Characterization of Decoherence from an Environmental Perspective
Julius Helm, Walter T. Strunz, Stephan Rietzler, and Lars Erik, W\"urflinger

TL;DR
This paper explores how environmental characteristics influence phase damping in quantum systems, revealing that Markovian environments can be modeled with few coherent states and identifying decoherence-free subspaces.
Contribution
It provides a detailed analysis of environmental imprinting on quantum decoherence, especially for Markovian channels, and introduces methods to identify quantum phase damping and decoherence-free subspaces.
Findings
Markov phase-damping channels can be represented by a mixture of few coherent states
A refined method to identify quantum phase damping for N≥4
Symmetry considerations help locate decoherence-free subspaces
Abstract
For the case of phase damping (pure decoherence) we investigate the extent to which environmental traits are imprinted on an open quantum system.
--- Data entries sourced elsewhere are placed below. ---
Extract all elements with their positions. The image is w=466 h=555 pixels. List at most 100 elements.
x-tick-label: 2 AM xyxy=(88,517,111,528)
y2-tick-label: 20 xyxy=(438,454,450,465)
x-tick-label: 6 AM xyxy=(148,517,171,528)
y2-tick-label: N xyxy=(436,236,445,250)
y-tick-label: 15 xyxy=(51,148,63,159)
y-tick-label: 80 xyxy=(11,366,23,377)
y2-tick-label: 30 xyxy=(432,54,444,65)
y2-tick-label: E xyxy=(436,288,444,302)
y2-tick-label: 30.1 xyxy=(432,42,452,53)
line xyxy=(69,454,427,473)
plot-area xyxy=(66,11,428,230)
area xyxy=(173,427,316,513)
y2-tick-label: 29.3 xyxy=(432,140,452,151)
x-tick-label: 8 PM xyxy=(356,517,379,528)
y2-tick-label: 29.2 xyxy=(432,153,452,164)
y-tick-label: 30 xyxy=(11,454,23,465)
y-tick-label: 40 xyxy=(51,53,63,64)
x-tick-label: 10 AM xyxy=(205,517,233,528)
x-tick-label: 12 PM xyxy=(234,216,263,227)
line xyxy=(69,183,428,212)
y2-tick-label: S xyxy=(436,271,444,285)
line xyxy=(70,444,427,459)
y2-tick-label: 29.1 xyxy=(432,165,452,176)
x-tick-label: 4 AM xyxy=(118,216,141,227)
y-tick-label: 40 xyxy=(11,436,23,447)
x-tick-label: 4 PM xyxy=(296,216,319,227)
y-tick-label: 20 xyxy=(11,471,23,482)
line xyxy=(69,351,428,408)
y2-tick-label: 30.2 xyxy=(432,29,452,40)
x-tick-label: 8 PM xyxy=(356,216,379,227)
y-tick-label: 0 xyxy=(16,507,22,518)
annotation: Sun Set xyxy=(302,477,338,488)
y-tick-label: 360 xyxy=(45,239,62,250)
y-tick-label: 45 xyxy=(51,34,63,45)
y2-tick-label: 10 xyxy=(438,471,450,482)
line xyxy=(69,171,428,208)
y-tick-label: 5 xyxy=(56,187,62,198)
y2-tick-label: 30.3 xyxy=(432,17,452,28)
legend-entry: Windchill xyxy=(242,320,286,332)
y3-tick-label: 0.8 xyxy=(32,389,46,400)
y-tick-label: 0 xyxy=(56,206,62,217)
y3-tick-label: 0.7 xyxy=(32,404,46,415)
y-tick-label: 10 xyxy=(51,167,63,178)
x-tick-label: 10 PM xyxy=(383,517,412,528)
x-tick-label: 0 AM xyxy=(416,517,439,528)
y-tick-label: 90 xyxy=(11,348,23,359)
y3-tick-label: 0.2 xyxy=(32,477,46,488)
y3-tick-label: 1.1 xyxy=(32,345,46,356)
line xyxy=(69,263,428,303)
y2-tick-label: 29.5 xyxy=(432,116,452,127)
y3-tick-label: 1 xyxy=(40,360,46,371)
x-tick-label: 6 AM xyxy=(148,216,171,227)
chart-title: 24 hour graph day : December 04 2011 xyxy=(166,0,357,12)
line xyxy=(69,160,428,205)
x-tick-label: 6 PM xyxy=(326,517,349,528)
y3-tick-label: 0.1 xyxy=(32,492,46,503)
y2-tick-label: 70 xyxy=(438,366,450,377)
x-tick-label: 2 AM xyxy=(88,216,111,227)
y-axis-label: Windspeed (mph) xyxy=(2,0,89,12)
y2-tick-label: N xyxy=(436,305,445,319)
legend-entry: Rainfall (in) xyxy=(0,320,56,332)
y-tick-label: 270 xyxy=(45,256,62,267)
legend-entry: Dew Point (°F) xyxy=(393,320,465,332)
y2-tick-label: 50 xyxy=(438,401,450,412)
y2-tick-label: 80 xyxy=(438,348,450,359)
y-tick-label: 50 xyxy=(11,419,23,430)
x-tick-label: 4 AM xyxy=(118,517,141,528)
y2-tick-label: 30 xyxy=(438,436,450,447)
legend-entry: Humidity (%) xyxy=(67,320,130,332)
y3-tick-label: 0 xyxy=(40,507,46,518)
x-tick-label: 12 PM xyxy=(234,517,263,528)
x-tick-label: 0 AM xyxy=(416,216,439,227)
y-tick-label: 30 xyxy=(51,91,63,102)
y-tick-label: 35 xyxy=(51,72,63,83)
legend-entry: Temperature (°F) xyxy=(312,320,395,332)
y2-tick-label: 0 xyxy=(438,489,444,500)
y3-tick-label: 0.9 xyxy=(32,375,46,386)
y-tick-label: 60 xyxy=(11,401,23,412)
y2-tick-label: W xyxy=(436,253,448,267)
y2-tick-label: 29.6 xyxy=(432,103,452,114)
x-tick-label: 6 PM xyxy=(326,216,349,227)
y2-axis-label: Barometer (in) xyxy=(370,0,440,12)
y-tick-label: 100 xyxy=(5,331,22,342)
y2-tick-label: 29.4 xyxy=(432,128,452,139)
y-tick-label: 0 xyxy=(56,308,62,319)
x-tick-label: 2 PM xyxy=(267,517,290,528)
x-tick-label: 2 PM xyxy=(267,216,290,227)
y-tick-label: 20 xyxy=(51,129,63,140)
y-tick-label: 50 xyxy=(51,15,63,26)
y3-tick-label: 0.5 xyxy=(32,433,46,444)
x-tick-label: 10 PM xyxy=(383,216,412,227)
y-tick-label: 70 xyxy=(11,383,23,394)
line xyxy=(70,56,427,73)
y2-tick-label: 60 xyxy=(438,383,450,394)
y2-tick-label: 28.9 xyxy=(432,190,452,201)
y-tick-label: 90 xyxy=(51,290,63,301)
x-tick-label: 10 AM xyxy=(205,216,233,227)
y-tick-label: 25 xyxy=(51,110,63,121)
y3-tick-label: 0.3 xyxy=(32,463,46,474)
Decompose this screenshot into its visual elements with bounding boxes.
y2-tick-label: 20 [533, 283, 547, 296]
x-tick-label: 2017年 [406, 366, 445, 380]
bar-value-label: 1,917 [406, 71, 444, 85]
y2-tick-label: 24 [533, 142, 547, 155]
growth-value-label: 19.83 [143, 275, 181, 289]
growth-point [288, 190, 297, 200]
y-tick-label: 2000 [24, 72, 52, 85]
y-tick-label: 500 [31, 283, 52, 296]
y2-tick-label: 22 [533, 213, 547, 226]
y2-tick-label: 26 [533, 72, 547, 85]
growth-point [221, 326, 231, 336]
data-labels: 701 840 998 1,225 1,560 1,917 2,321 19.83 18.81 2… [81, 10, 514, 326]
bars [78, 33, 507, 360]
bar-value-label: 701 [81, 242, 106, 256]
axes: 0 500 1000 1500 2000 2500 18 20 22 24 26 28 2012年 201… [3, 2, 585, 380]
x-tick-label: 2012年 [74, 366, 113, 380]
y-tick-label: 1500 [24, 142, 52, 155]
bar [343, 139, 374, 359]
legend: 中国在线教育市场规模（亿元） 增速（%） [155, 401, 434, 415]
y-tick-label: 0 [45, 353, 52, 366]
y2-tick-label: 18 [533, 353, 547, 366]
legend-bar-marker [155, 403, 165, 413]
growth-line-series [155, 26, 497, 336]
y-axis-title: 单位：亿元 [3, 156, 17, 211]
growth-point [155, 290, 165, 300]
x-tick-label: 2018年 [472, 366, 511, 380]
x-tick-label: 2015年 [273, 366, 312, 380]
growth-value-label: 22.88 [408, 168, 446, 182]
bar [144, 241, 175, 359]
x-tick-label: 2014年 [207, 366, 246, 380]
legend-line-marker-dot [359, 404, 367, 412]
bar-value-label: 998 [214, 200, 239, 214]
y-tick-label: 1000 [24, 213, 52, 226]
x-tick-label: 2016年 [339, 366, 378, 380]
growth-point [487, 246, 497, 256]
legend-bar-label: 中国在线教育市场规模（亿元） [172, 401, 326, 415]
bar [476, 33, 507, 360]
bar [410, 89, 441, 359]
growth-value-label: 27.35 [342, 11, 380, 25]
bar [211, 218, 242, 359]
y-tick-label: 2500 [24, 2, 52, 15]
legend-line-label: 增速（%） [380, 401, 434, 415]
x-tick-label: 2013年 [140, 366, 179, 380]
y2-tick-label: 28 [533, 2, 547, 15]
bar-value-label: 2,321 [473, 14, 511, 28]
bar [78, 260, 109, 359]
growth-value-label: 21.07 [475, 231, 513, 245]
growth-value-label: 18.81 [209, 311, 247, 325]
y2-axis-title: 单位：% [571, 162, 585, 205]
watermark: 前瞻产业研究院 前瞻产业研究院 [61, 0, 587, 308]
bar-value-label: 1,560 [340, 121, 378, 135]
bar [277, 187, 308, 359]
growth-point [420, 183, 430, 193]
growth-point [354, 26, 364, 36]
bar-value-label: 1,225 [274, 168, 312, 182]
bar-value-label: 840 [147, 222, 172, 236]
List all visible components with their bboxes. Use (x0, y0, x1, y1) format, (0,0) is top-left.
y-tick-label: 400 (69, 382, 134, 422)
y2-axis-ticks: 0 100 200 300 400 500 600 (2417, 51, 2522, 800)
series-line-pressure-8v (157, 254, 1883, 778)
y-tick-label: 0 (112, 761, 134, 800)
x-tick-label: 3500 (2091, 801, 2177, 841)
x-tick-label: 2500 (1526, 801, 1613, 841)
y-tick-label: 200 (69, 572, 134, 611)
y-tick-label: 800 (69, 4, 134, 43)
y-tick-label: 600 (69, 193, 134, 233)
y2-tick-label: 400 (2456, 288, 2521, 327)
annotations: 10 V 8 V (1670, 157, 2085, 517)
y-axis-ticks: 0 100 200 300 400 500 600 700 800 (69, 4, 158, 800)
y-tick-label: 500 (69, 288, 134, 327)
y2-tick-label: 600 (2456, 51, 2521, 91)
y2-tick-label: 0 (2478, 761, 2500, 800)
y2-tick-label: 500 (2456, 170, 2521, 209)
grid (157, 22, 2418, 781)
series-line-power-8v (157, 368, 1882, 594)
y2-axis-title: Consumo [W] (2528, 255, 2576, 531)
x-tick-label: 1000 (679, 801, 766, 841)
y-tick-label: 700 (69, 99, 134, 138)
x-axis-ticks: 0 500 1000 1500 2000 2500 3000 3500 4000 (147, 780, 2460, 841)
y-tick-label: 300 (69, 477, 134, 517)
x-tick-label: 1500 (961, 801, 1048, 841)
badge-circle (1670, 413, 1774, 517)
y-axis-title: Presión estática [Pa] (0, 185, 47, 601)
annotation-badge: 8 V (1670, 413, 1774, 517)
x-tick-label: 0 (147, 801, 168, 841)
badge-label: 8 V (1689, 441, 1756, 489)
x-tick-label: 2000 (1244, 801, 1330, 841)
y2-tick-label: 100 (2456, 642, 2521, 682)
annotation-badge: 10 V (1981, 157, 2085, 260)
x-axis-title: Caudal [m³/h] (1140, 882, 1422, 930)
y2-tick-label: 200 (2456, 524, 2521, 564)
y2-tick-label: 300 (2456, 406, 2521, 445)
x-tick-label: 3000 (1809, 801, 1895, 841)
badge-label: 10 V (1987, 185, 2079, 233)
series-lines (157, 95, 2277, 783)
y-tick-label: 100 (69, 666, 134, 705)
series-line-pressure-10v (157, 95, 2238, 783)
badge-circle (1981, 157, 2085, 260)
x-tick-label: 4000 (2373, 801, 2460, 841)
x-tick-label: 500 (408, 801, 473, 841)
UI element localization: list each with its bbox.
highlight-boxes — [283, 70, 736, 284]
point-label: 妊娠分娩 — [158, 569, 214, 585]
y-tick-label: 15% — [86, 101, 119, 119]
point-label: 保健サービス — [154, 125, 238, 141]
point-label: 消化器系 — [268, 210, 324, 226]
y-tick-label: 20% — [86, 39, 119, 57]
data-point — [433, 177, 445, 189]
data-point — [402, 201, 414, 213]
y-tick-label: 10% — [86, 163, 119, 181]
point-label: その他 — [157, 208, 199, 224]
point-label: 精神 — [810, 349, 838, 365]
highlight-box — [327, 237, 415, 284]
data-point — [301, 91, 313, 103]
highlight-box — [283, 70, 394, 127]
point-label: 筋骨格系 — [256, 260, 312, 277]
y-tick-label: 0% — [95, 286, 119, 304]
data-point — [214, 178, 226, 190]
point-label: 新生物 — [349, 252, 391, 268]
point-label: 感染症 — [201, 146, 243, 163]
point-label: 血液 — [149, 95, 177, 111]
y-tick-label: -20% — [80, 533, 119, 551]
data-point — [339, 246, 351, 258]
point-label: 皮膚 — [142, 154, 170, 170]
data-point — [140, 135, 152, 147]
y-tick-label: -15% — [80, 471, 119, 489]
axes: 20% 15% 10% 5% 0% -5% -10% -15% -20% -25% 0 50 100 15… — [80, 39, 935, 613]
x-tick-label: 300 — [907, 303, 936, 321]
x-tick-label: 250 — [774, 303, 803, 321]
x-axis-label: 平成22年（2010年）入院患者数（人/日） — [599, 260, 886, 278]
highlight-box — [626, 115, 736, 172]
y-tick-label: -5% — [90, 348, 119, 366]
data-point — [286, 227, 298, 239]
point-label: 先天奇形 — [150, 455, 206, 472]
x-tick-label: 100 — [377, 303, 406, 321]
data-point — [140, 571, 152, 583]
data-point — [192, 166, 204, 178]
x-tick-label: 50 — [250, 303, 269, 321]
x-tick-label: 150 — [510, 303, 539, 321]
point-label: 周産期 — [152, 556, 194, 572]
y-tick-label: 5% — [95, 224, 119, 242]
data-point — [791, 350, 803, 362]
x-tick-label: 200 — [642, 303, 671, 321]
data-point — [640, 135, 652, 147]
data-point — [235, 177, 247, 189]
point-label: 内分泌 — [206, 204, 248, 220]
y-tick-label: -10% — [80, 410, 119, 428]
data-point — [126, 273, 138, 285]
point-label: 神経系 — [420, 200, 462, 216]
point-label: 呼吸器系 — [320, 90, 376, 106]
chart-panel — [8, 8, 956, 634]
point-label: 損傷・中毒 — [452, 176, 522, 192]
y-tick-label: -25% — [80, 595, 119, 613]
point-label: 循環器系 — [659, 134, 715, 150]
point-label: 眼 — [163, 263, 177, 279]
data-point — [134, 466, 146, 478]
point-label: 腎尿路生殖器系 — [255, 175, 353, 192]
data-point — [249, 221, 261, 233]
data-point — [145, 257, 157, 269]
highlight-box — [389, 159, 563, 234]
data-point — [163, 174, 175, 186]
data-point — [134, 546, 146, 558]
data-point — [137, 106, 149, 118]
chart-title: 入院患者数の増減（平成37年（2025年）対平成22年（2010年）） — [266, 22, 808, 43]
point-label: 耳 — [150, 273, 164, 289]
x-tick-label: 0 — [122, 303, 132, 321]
The dynamics is described using the quantum channel approach. We study what the knowledge of the channel may reveal about the nature of its underlying dynamics and, conversely, what the dynamics tells us about how to consistently model the environment. We find that for a Markov phase-damping channel, that is, a channel compatible with a time-continuous Markovian evolution, the environment may adequately be represented by a mixture of only a few coherent states. For arbitrary Hilbert space dimension we refine the idea of {\it quantum phase damping}, of which we show a means of identification. Symmetry considerations are used to identify decoherence-free subspaces of the system.